On Fri, 4 Mar 2011, rguenth at gcc dot gnu.org wrote: > In 482.sphinx3 we have code like > > float foo (float x, float y) > { > return ((int)(x/y + 0.5)) * y; > } > > where the addition of 0.5 is performed in double precision. With > -funsafe-math-optimizations we can demote 0.5 to single precision > (its exactly representable) also because the result of the addition > does not take part of further floating point computation but is > immediately converted to int. > > The unsafe part of this optimization occurs when x/y is FLT_MAX > and we'd truncate to a 64bit integer type. For 32bit integers > it would probably be safe to do this optimization unconditionally. No, that's not safe unconditionally; consider x/y == 0x800001p0f, for example (so adding 0.5f and converting to float results in rounding up to the next integer in the default round-to-nearest mode, whereas conversion from floating point to integer in C always rounds towards zero).

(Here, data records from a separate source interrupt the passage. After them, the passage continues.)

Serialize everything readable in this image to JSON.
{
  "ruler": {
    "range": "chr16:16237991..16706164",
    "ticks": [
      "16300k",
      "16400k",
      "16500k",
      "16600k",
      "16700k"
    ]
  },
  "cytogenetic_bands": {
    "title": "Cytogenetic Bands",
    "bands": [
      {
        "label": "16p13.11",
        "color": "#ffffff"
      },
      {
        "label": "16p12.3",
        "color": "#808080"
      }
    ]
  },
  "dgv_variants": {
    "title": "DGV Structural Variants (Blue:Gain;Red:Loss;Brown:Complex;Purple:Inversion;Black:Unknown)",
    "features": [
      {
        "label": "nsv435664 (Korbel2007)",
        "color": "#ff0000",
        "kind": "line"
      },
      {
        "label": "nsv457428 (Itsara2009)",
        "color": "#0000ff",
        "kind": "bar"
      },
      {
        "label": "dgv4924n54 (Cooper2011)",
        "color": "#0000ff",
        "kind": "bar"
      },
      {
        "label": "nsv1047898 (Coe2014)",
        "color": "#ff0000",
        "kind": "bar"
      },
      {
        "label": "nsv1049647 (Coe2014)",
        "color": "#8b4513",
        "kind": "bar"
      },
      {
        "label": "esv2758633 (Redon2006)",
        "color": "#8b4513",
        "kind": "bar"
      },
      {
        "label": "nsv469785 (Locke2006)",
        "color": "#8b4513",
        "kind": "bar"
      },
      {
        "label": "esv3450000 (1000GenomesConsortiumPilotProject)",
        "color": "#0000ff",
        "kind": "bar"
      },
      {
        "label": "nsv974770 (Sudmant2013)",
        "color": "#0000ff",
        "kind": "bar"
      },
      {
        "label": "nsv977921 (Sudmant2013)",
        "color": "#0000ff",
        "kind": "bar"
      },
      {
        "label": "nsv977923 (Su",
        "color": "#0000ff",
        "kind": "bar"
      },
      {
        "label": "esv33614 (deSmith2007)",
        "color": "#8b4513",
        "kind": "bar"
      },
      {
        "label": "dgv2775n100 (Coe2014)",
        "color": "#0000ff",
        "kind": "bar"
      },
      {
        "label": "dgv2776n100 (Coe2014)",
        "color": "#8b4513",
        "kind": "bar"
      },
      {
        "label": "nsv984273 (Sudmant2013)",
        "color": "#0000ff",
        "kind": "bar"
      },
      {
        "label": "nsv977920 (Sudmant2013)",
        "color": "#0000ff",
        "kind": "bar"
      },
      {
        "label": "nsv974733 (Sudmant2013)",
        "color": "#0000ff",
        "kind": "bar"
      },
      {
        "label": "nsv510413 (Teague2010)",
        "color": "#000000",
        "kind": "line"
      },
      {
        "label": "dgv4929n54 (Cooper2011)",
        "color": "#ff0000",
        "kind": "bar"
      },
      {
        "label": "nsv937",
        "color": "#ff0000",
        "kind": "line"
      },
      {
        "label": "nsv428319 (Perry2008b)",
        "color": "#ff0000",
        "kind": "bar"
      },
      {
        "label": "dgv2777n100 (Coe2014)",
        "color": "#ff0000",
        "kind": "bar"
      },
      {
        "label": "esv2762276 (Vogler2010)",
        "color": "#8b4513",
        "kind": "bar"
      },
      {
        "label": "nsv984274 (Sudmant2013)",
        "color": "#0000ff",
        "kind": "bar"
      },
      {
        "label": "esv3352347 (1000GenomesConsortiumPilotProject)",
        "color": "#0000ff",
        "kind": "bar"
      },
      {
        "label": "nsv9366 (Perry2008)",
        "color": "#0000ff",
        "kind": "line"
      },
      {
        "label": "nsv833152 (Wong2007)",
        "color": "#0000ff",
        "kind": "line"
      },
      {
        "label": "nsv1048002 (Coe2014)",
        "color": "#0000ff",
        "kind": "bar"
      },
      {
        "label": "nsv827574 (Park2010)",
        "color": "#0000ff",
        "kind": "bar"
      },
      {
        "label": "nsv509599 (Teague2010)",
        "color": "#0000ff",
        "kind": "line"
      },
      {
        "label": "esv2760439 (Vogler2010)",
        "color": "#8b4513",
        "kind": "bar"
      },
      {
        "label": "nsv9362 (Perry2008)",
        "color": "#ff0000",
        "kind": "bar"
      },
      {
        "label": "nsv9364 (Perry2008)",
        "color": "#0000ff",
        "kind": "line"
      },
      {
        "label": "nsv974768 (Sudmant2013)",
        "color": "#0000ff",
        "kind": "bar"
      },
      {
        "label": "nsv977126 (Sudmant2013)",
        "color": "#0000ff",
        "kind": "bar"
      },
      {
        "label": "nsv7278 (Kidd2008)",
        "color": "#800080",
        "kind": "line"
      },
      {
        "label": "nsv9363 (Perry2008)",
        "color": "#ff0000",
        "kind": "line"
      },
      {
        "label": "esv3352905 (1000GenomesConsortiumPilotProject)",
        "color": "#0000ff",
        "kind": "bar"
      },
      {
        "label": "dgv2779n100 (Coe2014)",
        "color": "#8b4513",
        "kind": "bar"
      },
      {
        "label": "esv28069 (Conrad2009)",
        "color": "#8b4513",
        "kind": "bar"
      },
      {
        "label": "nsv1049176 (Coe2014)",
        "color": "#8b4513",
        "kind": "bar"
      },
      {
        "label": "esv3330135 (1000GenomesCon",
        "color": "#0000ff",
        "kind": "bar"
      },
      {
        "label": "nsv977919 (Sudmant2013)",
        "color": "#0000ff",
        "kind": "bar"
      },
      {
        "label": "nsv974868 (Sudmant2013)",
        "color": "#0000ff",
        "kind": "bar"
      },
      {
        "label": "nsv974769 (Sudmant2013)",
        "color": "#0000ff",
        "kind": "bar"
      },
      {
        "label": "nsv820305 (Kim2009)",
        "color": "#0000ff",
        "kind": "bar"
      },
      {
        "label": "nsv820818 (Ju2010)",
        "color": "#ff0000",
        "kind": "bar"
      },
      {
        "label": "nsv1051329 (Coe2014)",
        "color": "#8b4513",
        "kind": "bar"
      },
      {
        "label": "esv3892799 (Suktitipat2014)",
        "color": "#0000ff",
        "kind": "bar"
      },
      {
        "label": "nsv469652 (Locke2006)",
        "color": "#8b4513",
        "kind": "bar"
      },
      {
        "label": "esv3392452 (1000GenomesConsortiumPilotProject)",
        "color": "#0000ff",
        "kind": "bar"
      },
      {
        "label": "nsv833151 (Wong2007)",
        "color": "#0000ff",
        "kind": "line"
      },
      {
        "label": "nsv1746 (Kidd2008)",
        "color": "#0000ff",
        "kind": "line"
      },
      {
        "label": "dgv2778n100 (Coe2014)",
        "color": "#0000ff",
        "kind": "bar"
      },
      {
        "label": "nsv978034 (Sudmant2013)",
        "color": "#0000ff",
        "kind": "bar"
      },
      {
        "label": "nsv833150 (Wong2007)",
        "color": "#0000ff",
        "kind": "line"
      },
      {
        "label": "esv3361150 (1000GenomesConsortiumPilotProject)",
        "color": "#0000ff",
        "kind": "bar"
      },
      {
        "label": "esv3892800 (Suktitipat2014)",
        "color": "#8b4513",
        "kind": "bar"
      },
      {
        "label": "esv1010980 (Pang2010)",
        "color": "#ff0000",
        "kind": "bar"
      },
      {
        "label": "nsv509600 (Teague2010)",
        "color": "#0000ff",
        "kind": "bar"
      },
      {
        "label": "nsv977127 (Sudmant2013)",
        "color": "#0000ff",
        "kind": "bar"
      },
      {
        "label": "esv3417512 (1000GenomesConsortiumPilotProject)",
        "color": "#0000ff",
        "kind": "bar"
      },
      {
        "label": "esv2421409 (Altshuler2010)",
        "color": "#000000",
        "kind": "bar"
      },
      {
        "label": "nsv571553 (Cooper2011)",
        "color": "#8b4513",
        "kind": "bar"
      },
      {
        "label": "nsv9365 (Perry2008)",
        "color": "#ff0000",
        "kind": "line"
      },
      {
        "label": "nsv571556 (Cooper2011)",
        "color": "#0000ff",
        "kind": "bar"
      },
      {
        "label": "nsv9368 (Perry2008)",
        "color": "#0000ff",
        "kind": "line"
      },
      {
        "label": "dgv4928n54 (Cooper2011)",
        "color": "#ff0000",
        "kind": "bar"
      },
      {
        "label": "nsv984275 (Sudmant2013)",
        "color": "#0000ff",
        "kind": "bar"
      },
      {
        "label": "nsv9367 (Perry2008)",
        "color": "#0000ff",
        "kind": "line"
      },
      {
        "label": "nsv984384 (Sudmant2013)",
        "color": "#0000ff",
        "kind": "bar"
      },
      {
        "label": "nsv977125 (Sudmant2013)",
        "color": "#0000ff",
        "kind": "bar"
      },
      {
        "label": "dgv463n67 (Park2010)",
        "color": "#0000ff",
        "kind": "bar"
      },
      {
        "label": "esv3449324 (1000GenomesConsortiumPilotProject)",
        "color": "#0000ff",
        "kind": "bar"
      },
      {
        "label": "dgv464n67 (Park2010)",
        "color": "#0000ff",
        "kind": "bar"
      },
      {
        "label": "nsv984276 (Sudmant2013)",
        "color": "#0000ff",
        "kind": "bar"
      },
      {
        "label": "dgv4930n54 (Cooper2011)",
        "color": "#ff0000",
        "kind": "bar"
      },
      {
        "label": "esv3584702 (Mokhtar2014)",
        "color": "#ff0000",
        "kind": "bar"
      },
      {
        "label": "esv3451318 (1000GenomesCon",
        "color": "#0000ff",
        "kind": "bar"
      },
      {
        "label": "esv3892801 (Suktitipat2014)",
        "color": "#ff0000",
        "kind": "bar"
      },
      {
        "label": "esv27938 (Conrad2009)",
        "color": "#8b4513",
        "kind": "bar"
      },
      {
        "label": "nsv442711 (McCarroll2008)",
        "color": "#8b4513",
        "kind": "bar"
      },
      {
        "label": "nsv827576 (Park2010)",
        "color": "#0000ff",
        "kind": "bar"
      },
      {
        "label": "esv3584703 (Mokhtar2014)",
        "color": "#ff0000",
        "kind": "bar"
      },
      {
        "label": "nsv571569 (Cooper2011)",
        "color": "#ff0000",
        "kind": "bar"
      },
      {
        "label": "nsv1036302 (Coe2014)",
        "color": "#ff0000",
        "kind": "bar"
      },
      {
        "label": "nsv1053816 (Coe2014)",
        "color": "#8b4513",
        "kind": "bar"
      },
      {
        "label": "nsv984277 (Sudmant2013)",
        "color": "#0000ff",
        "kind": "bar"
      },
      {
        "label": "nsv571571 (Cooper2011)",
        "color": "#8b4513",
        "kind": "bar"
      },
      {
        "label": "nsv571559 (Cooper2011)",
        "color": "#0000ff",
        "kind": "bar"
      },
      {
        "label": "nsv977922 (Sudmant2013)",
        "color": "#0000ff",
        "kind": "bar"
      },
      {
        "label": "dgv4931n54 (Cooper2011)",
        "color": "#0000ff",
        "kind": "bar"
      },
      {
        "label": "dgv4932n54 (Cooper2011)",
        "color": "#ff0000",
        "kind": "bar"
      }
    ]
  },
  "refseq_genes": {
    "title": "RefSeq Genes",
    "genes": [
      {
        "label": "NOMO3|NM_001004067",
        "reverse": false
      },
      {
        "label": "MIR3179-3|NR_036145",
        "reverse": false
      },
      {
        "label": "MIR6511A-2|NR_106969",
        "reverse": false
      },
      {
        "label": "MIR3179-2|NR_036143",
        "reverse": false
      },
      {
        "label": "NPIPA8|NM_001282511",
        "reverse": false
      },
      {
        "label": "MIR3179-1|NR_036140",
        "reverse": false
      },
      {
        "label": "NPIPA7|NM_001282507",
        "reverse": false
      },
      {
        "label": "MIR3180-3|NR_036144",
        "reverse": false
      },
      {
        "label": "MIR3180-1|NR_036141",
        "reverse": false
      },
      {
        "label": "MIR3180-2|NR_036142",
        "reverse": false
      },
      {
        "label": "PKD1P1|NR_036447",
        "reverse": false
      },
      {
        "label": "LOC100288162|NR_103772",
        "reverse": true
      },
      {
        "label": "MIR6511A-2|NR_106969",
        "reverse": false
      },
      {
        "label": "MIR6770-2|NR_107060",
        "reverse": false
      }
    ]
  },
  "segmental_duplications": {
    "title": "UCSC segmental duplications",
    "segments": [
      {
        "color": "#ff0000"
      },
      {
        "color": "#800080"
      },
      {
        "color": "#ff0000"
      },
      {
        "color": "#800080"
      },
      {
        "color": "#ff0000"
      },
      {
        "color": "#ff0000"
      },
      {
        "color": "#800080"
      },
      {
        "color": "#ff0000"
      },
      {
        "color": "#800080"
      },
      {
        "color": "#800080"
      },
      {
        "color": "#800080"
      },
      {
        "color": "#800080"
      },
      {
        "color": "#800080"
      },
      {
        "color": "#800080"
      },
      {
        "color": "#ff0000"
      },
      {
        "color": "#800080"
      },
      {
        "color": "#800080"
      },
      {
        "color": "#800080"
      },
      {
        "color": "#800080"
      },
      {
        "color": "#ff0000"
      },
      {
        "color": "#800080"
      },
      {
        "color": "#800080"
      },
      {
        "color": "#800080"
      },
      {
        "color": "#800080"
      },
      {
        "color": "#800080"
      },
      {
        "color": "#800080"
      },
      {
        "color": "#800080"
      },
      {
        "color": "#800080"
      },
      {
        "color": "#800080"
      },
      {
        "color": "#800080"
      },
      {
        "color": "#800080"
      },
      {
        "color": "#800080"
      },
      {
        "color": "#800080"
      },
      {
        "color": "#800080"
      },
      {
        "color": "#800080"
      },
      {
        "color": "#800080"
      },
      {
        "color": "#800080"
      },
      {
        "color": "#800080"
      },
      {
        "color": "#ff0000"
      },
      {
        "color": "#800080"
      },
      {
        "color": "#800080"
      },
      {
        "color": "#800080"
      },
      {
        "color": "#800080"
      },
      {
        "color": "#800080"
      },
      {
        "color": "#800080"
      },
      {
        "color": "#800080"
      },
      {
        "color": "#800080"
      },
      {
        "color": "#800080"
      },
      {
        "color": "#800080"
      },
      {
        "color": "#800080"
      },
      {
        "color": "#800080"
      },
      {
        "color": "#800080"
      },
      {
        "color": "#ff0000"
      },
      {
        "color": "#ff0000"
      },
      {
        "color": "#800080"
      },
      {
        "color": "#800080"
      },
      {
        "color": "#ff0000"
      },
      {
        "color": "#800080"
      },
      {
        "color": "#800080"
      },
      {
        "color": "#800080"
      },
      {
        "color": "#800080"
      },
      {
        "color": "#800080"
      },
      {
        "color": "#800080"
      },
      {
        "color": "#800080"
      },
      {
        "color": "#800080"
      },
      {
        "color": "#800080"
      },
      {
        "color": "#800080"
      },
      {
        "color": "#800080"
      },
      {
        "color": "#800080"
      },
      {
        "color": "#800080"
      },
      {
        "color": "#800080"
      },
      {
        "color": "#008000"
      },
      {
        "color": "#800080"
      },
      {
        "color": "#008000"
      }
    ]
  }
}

The intel compiler does not perform this optimization even at -fast. It does perform the demotion on float foo (float x, float y) { return (int)((float)(x/y + 0.5)) * y; } though, even with default optimization (also with the conversion to int removed or associated to apply to the first operand of the multiplication only). So they leave alone what looks like a usual "rounding" pattern. My original idea was to fold (int)((double)(x/y) + 0.5) to (int)(x/y + 0.5f), similar to (float)((double)(x/y) + 0.5) to (x/y + 0.5f) which we already do (at -O0, in convert_to_real).